German train strike wave to end following new labour agreement

Germany's Deutsche Bahn rail operator and the GDL train drivers' union have reached a deal in a wage dispute that has caused months of crippling strikes in the country, the union said.

German train strike wave to end following new labour agreement

“The German Train Drivers’ Union (GDL) and Deutsche Bahn have reached a wage agreement,” GDL said in a statement.

Further details will be announced in a press conference on Tuesday, the union said. A spokesman for Deutsche Bahn also confirmed that an agreement had been reached.

Train drivers have walked out six times since November, causing disruption for huge numbers of passengers.

The strikes have often lasted for several days and have also caused disruption to freight traffic, with the most recent walkout in mid-March.

In late January, rail traffic was paralysed for five days on the national network in one of the longest strikes in Deutsche Bahn’s history.

READ ALSO: Why are German train drivers launching more strike action?

Europe’s largest economy has faced industrial action for months as workers and management across multiple sectors wrestle over terms amid high inflation and weak business activity.

The strikes have exacerbated an already gloomy economic picture, with the German economy shrinking 0.3 percent across the whole of last year.

What we know about the new offer so far

Through the new agreement, there will be optional reduction of a work week to 36 hours at the start of 2027, 35.5 hours from 2028 and then 35 hours from 2029. For the last three stages, employees must notify their employer themselves if they wish to take advantage of the reduction steps.

However, they can also opt to work the same or more hours – up to 40 hours per week are possible in under the new “optional model”.

“One thing is clear: if you work more, you get more money,” said Deutsche Bahn spokesperson Martin Seiler. Accordingly, employees will receive 2.7 percent more pay for each additional or unchanged working hour.

According to Deutsche Bahn, other parts of the agreement included a pay increase of 420 per month in two stages, a tax and duty-free inflation adjustment bonus of 2,850 and a term of 26 months.

Growing pressure

Last year’s walkouts cost Deutsche Bahn some 200 million, according to estimates by the operator, which overall recorded a net loss for 2023 of 2.35 billion.

Germany has historically been among the countries in Europe where workers went on strike the least.

But since the end of 2022, the country has seen growing labour unrest, while real wages have fallen by four percent since the start of the war in Ukraine.

German airline Lufthansa is also locked in wage disputes with ground staff and cabin crew.

Several strikes have severely disrupted the group’s business in recent weeks and will weigh on first-quarter results, according to the group’s management.

Airport security staff have also staged several walkouts since January.
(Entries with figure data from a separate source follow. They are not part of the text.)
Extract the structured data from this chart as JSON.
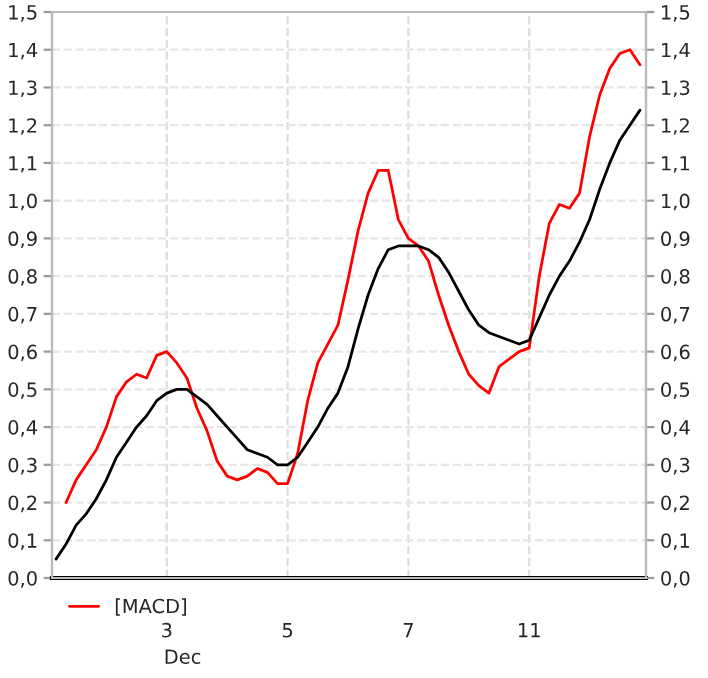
{
  "chart_data": {
    "type": "line",
    "categories": [
      null,
      null,
      null,
      null,
      null,
      null,
      null,
      null,
      null,
      null,
      null,
      "3",
      null,
      null,
      null,
      null,
      null,
      null,
      null,
      null,
      null,
      null,
      null,
      "5",
      null,
      null,
      null,
      null,
      null,
      null,
      null,
      null,
      null,
      null,
      null,
      "7",
      null,
      null,
      null,
      null,
      null,
      null,
      null,
      null,
      null,
      null,
      null,
      "11",
      null,
      null,
      null,
      null,
      null,
      null,
      null,
      null,
      null,
      null,
      null
    ],
    "ylim": [
      0,
      1.5
    ],
    "yticks": [
      {
        "value": 0,
        "label": "0,0"
      },
      {
        "value": 0.1,
        "label": "0,1"
      },
      {
        "value": 0.2,
        "label": "0,2"
      },
      {
        "value": 0.3,
        "label": "0,3"
      },
      {
        "value": 0.4,
        "label": "0,4"
      },
      {
        "value": 0.5,
        "label": "0,5"
      },
      {
        "value": 0.6,
        "label": "0,6"
      },
      {
        "value": 0.7,
        "label": "0,7"
      },
      {
        "value": 0.8,
        "label": "0,8"
      },
      {
        "value": 0.9,
        "label": "0,9"
      },
      {
        "value": 1.0,
        "label": "1,0"
      },
      {
        "value": 1.1,
        "label": "1,1"
      },
      {
        "value": 1.2,
        "label": "1,2"
      },
      {
        "value": 1.3,
        "label": "1,3"
      },
      {
        "value": 1.4,
        "label": "1,4"
      },
      {
        "value": 1.5,
        "label": "1,5"
      }
    ],
    "y2lim": [
      0,
      1.5
    ],
    "y2ticks": [
      {
        "value": 0,
        "label": "0,0"
      },
      {
        "value": 0.1,
        "label": "0,1"
      },
      {
        "value": 0.2,
        "label": "0,2"
      },
      {
        "value": 0.3,
        "label": "0,3"
      },
      {
        "value": 0.4,
        "label": "0,4"
      },
      {
        "value": 0.5,
        "label": "0,5"
      },
      {
        "value": 0.6,
        "label": "0,6"
      },
      {
        "value": 0.7,
        "label": "0,7"
      },
      {
        "value": 0.8,
        "label": "0,8"
      },
      {
        "value": 0.9,
        "label": "0,9"
      },
      {
        "value": 1.0,
        "label": "1,0"
      },
      {
        "value": 1.1,
        "label": "1,1"
      },
      {
        "value": 1.2,
        "label": "1,2"
      },
      {
        "value": 1.3,
        "label": "1,3"
      },
      {
        "value": 1.4,
        "label": "1,4"
      },
      {
        "value": 1.5,
        "label": "1,5"
      }
    ],
    "grid": true,
    "legend": "bottom",
    "line_style": "solid",
    "marker": "none",
    "annotations": [
      "Dec"
    ],
    "series": [
      {
        "name": "[MACD]",
        "color": "#ff0000",
        "values": [
          null,
          0.2,
          0.26,
          0.3,
          0.34,
          0.4,
          0.48,
          0.52,
          0.54,
          0.53,
          0.59,
          0.6,
          0.57,
          0.53,
          0.45,
          0.39,
          0.31,
          0.27,
          0.26,
          0.27,
          0.29,
          0.28,
          0.25,
          0.25,
          0.33,
          0.47,
          0.57,
          0.62,
          0.67,
          0.79,
          0.92,
          1.02,
          1.08,
          1.08,
          0.95,
          0.9,
          0.88,
          0.84,
          0.75,
          0.67,
          0.6,
          0.54,
          0.51,
          0.49,
          0.56,
          0.58,
          0.6,
          0.61,
          0.8,
          0.94,
          0.99,
          0.98,
          1.02,
          1.17,
          1.28,
          1.35,
          1.39,
          1.4,
          1.36
        ]
      },
      {
        "color": "#000000",
        "values": [
          0.05,
          0.09,
          0.14,
          0.17,
          0.21,
          0.26,
          0.32,
          0.36,
          0.4,
          0.43,
          0.47,
          0.49,
          0.5,
          0.5,
          0.48,
          0.46,
          0.43,
          0.4,
          0.37,
          0.34,
          0.33,
          0.32,
          0.3,
          0.3,
          0.32,
          0.36,
          0.4,
          0.45,
          0.49,
          0.56,
          0.66,
          0.75,
          0.82,
          0.87,
          0.88,
          0.88,
          0.88,
          0.87,
          0.85,
          0.81,
          0.76,
          0.71,
          0.67,
          0.65,
          0.64,
          0.63,
          0.62,
          0.63,
          0.69,
          0.75,
          0.8,
          0.84,
          0.89,
          0.95,
          1.03,
          1.1,
          1.16,
          1.2,
          1.24
        ]
      }
    ]
  }
}
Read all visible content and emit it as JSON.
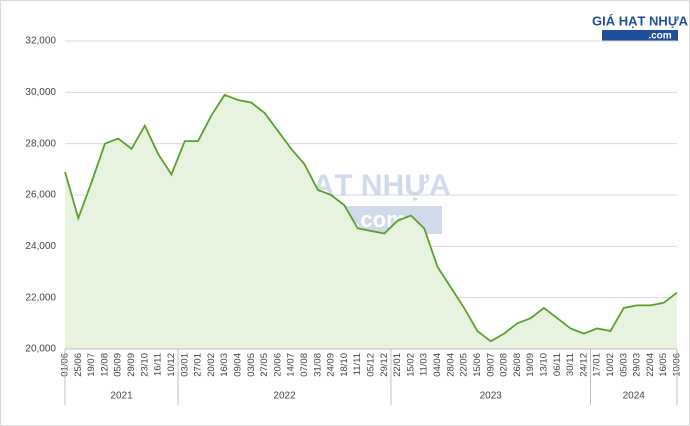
{
  "chart_data": {
    "type": "area",
    "logo": {
      "name": "GIÁ HẠT NHỰA",
      "domain": ".com"
    },
    "watermark": {
      "name": "GIÁ HẠT NHỰA",
      "domain": ".com"
    },
    "color": "#5aa02c",
    "fill": "#e8f3df",
    "ylim": [
      20000,
      32000
    ],
    "yticks": [
      {
        "value": 20000,
        "label": "20,000"
      },
      {
        "value": 22000,
        "label": "22,000"
      },
      {
        "value": 24000,
        "label": "24,000"
      },
      {
        "value": 26000,
        "label": "26,000"
      },
      {
        "value": 28000,
        "label": "28,000"
      },
      {
        "value": 30000,
        "label": "30,000"
      },
      {
        "value": 32000,
        "label": "32,000"
      }
    ],
    "grid": true,
    "groups": [
      {
        "name": "2021",
        "categories": [
          "01/06",
          "25/06",
          "19/07",
          "12/08",
          "05/09",
          "29/09",
          "23/10",
          "16/11",
          "10/12"
        ],
        "values": [
          26900,
          25100,
          26500,
          28000,
          28200,
          27800,
          28700,
          27600,
          26800
        ]
      },
      {
        "name": "2022",
        "categories": [
          "03/01",
          "27/01",
          "20/02",
          "16/03",
          "09/04",
          "03/05",
          "27/05",
          "20/06",
          "14/07",
          "07/08",
          "31/08",
          "24/09",
          "18/10",
          "11/11",
          "05/12",
          "29/12"
        ],
        "values": [
          28100,
          28100,
          29100,
          29900,
          29700,
          29600,
          29200,
          28500,
          27800,
          27200,
          26200,
          26000,
          25600,
          24700,
          24600,
          24500
        ]
      },
      {
        "name": "2023",
        "categories": [
          "22/01",
          "15/02",
          "11/03",
          "04/04",
          "28/04",
          "22/05",
          "15/06",
          "09/07",
          "02/08",
          "26/08",
          "19/09",
          "13/10",
          "06/11",
          "30/11",
          "24/12"
        ],
        "values": [
          25000,
          25200,
          24700,
          23200,
          22400,
          21600,
          20700,
          20300,
          20600,
          21000,
          21200,
          21600,
          21200,
          20800,
          20600
        ]
      },
      {
        "name": "2024",
        "categories": [
          "17/01",
          "10/02",
          "05/03",
          "29/03",
          "22/04",
          "16/05",
          "10/06"
        ],
        "values": [
          20800,
          20700,
          21600,
          21700,
          21700,
          21800,
          22200
        ]
      }
    ]
  }
}
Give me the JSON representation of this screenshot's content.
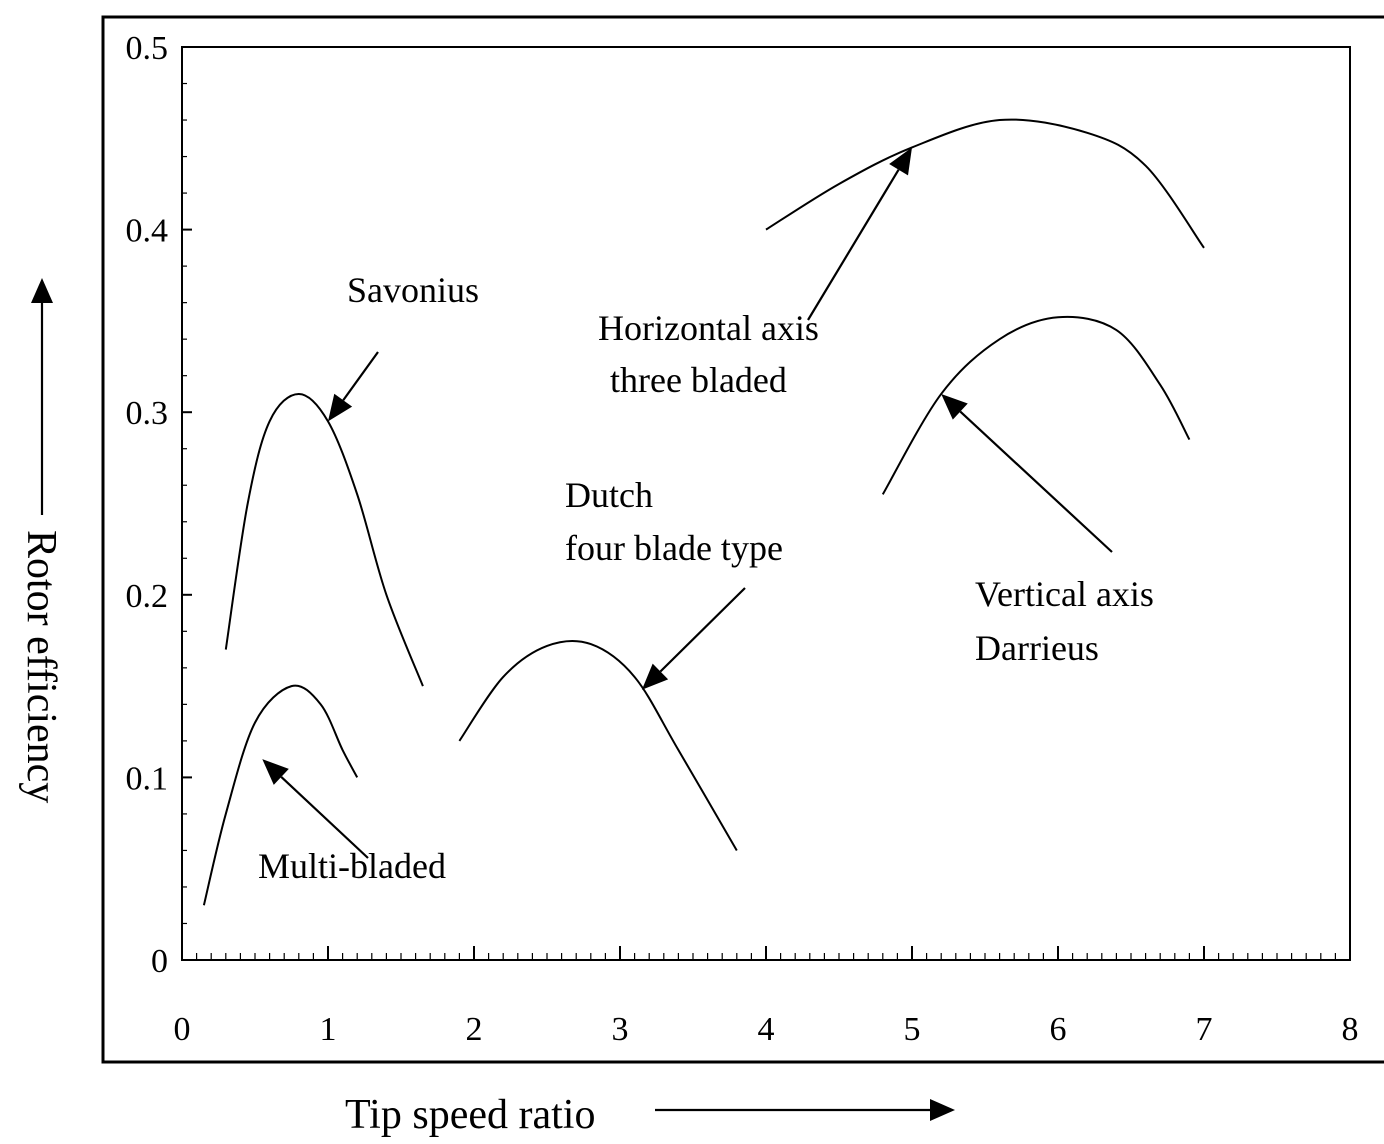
{
  "chart_data": {
    "type": "line",
    "xlabel": "Tip speed ratio",
    "ylabel": "Rotor efficiency",
    "xlim": [
      0,
      8
    ],
    "ylim": [
      0,
      0.5
    ],
    "x_ticks": [
      "0",
      "1",
      "2",
      "3",
      "4",
      "5",
      "6",
      "7",
      "8"
    ],
    "y_ticks": [
      "0",
      "0.1",
      "0.2",
      "0.3",
      "0.4",
      "0.5"
    ],
    "grid": false,
    "series": [
      {
        "name": "Savonius",
        "x": [
          0.3,
          0.45,
          0.6,
          0.8,
          1.0,
          1.2,
          1.4,
          1.65
        ],
        "y": [
          0.17,
          0.25,
          0.295,
          0.31,
          0.295,
          0.255,
          0.2,
          0.15
        ]
      },
      {
        "name": "Multi-bladed",
        "x": [
          0.15,
          0.3,
          0.5,
          0.75,
          0.95,
          1.1,
          1.2
        ],
        "y": [
          0.03,
          0.08,
          0.13,
          0.15,
          0.14,
          0.115,
          0.1
        ]
      },
      {
        "name": "Dutch four blade type",
        "x": [
          1.9,
          2.2,
          2.5,
          2.8,
          3.1,
          3.4,
          3.8
        ],
        "y": [
          0.12,
          0.155,
          0.172,
          0.173,
          0.155,
          0.115,
          0.06
        ]
      },
      {
        "name": "Horizontal axis three bladed",
        "x": [
          4.0,
          4.5,
          5.0,
          5.6,
          6.2,
          6.6,
          7.0
        ],
        "y": [
          0.4,
          0.425,
          0.445,
          0.46,
          0.453,
          0.435,
          0.39
        ]
      },
      {
        "name": "Vertical axis Darrieus",
        "x": [
          4.8,
          5.2,
          5.6,
          6.0,
          6.4,
          6.7,
          6.9
        ],
        "y": [
          0.255,
          0.31,
          0.34,
          0.352,
          0.345,
          0.315,
          0.285
        ]
      }
    ],
    "annotations": [
      {
        "text": [
          "Savonius"
        ],
        "points_to": [
          1.0,
          0.295
        ]
      },
      {
        "text": [
          "Multi-bladed"
        ],
        "points_to": [
          0.55,
          0.11
        ]
      },
      {
        "text": [
          "Dutch",
          "four blade type"
        ],
        "points_to": [
          3.15,
          0.148
        ]
      },
      {
        "text": [
          "Horizontal axis",
          "three bladed"
        ],
        "points_to": [
          5.0,
          0.445
        ]
      },
      {
        "text": [
          "Vertical axis",
          "Darrieus"
        ],
        "points_to": [
          5.2,
          0.31
        ]
      }
    ]
  }
}
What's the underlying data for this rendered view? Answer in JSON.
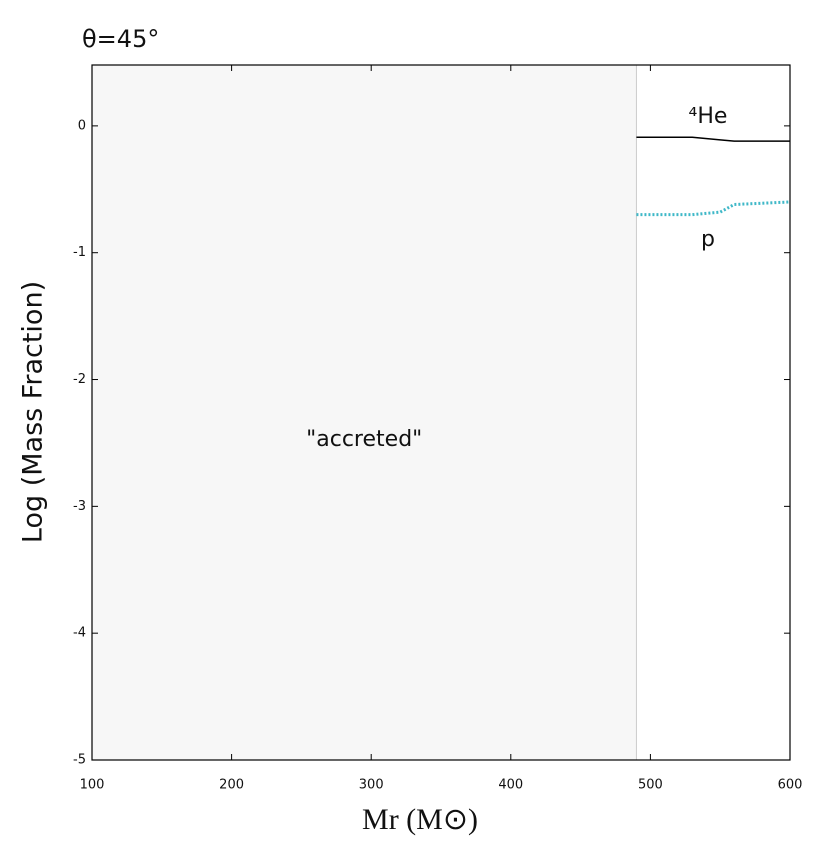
{
  "chart_data": {
    "type": "line",
    "title": "θ=45°",
    "xlabel": "Mr (M⊙)",
    "ylabel": "Log (Mass Fraction)",
    "x": [
      490,
      530,
      550,
      560,
      600
    ],
    "series": [
      {
        "name": "⁴He",
        "color": "#000000",
        "dash": "solid",
        "values": [
          -0.09,
          -0.09,
          -0.11,
          -0.12,
          -0.12
        ]
      },
      {
        "name": "p",
        "color": "#3fb8c8",
        "dash": "dotted",
        "values": [
          -0.7,
          -0.7,
          -0.68,
          -0.62,
          -0.6
        ]
      }
    ],
    "shade": {
      "xlim": [
        100,
        490
      ],
      "label": "\"accreted\"",
      "color": "#f7f7f7"
    },
    "xlim": [
      100,
      600
    ],
    "xticks": [
      100,
      200,
      300,
      400,
      500,
      600
    ],
    "ylim": [
      -5,
      0.48
    ],
    "yticks": [
      0,
      -1,
      -2,
      -3,
      -4,
      -5
    ]
  }
}
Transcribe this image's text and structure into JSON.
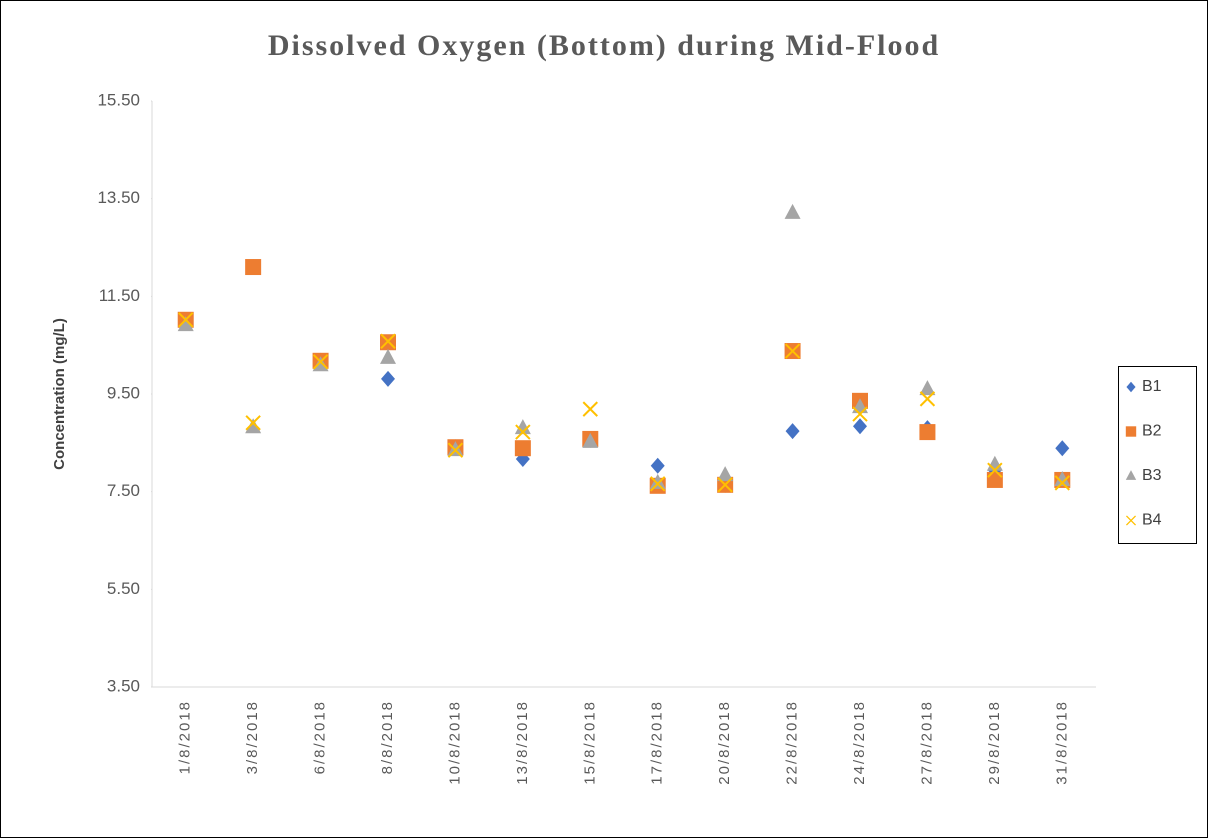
{
  "chart_data": {
    "type": "scatter",
    "title": "Dissolved Oxygen (Bottom) during Mid-Flood",
    "y_label": "Concentration (mg/L)",
    "categories": [
      "1/8/2018",
      "3/8/2018",
      "6/8/2018",
      "8/8/2018",
      "10/8/2018",
      "13/8/2018",
      "15/8/2018",
      "17/8/2018",
      "20/8/2018",
      "22/8/2018",
      "24/8/2018",
      "27/8/2018",
      "29/8/2018",
      "31/8/2018"
    ],
    "series": [
      {
        "name": "B1",
        "color": "#4472c4",
        "marker": "diamond",
        "values": [
          11.0,
          12.1,
          10.18,
          9.81,
          8.41,
          8.17,
          8.56,
          8.03,
          7.64,
          8.74,
          8.84,
          8.8,
          7.94,
          8.39
        ]
      },
      {
        "name": "B2",
        "color": "#ed7d31",
        "marker": "square",
        "values": [
          11.02,
          12.1,
          10.18,
          10.56,
          8.41,
          8.39,
          8.58,
          7.62,
          7.64,
          10.38,
          9.36,
          8.72,
          7.74,
          7.74
        ]
      },
      {
        "name": "B3",
        "color": "#a5a5a5",
        "marker": "triangle",
        "values": [
          10.91,
          8.82,
          10.09,
          10.24,
          8.35,
          8.8,
          8.52,
          7.68,
          7.84,
          13.21,
          9.23,
          9.6,
          8.05,
          7.74
        ]
      },
      {
        "name": "B4",
        "color": "#ffc000",
        "marker": "x",
        "values": [
          11.02,
          8.91,
          10.16,
          10.58,
          8.35,
          8.72,
          9.19,
          7.66,
          7.64,
          10.38,
          9.09,
          9.4,
          7.94,
          7.68
        ]
      }
    ],
    "ylim": [
      3.5,
      15.5
    ],
    "yticks": [
      {
        "value": 3.5,
        "label": "3.50"
      },
      {
        "value": 5.5,
        "label": "5.50"
      },
      {
        "value": 7.5,
        "label": "7.50"
      },
      {
        "value": 9.5,
        "label": "9.50"
      },
      {
        "value": 11.5,
        "label": "11.50"
      },
      {
        "value": 13.5,
        "label": "13.50"
      },
      {
        "value": 15.5,
        "label": "15.50"
      }
    ],
    "grid": false,
    "legend": "right"
  }
}
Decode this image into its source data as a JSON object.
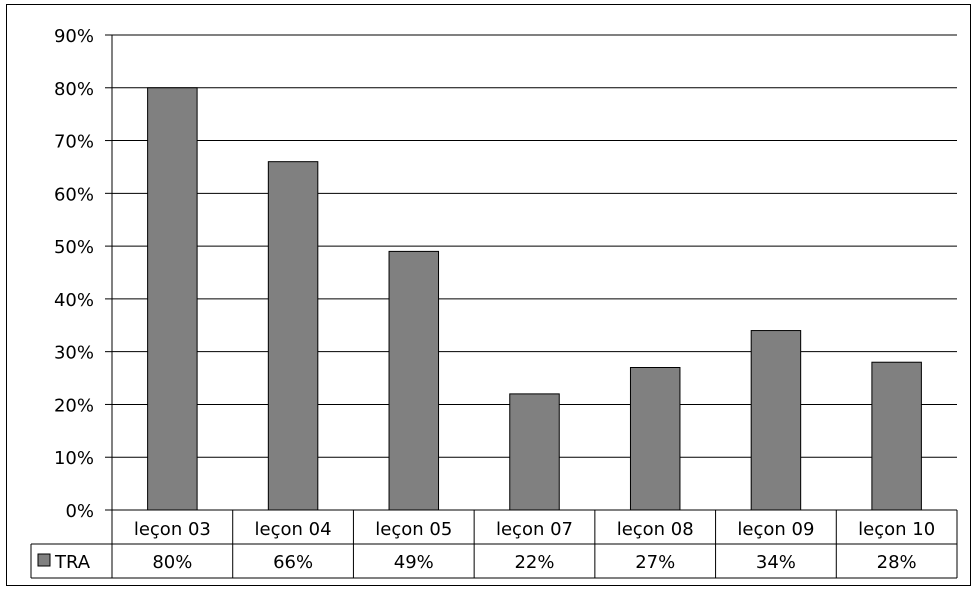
{
  "chart_data": {
    "type": "bar",
    "title": "",
    "xlabel": "",
    "ylabel": "",
    "categories": [
      "leçon 03",
      "leçon 04",
      "leçon 05",
      "leçon 07",
      "leçon 08",
      "leçon 09",
      "leçon 10"
    ],
    "series": [
      {
        "name": "TRA",
        "values": [
          80,
          66,
          49,
          22,
          27,
          34,
          28
        ],
        "labels": [
          "80%",
          "66%",
          "49%",
          "22%",
          "27%",
          "34%",
          "28%"
        ],
        "color": "#808080"
      }
    ],
    "ylim": [
      0,
      90
    ],
    "yticks": [
      "0%",
      "10%",
      "20%",
      "30%",
      "40%",
      "50%",
      "60%",
      "70%",
      "80%",
      "90%"
    ],
    "grid": true,
    "legend": "data-table"
  }
}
Some politicians have called for Germany to put in place rules to restrict critical infrastructure like rail transport from industrial action.

But Chancellor Olaf Scholz has rejected the calls, arguing that “the right to strike is written in the constitution… and that is a democratic right for which unions and workers have fought”.

The strikes have piled growing pressure on the coalition government between Scholz’s Social Democrats, the Greens and the pro-business FDP, which has scored dismally in recent opinion polls.

The far-right AfD has been enjoying a boost in popularity amid the unrest with elections in three key former East German states due to take place later this year.